Abundance: What we have is enough if we share and if we allow it to flow. We have the capacity to provide what we need in the face of the human condition.
Awareness and Understanding: We strive to keep compassion in our daily thoughts and practice, and to understand the meaning of compassion and its relation to charity, justice and good works. We become increasingly aware of how we practice compassion and of opportunities to grow our practice of compassion.
Intention: We make a conscious choice to continually grow both our commitment and capacity for compassion. Our commitment to compassion moves us to practice compassion where we are able.
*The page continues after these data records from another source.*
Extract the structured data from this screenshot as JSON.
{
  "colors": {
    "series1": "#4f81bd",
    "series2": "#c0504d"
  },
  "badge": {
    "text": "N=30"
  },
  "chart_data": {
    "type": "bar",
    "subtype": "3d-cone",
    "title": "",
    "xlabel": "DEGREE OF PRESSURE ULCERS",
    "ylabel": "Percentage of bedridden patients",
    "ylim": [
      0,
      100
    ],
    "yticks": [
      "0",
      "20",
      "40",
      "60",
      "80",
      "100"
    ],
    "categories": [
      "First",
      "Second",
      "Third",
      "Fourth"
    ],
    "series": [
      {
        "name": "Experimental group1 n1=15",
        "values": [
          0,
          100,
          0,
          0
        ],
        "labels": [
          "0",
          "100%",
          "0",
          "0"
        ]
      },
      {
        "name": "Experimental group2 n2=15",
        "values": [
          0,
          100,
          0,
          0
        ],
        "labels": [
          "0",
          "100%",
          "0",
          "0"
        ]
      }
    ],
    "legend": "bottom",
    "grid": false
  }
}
Compassion: This is the shared purpose and principle. Compassion is common ground and a unifying force in our polarized world. Compassion impels us to work tirelessly to alleviate the suffering of our fellow creatures, to dethrone ourselves from the center of our world and put another there, and to honor the inviolable sanctity of every single human being, treating everybody, without exception, with absolute justice, equity and respect. Compassion is the bridge between internal practice and external change.
Beauty: Compassion calls for a beautiful morality. It seeks to see the beauty in what is, and to incorporate the shadow. If a morality has beauty, it is compassionate.
Inclusion: Anyone and everyone who commits to compassion is welcomed. Empowerment. This campaign is about empowering people to make a difference in their own life and the lives of others.
Transparency: There is no political agenda. This effort exists to enable compassionate living to help the citizens of our community reap the benefits that come from living a compassionate life—which are many.
Universally Positive: “The best criticism of the bad is the practice of the better.” -St Francis of Assisi. This effort is solely designed to advance compassionate action and will have no opinion on outside issues.
Social Innovation: Individuals and groups are free to embody compassion in their own ways. Social innovation is encouraged. Paying it forward. Anyone who participates “owes” no one anything other than to “pay it forward.” People are encouraged to participate simply to experience first hand the thrill and joy associated with compassionate living.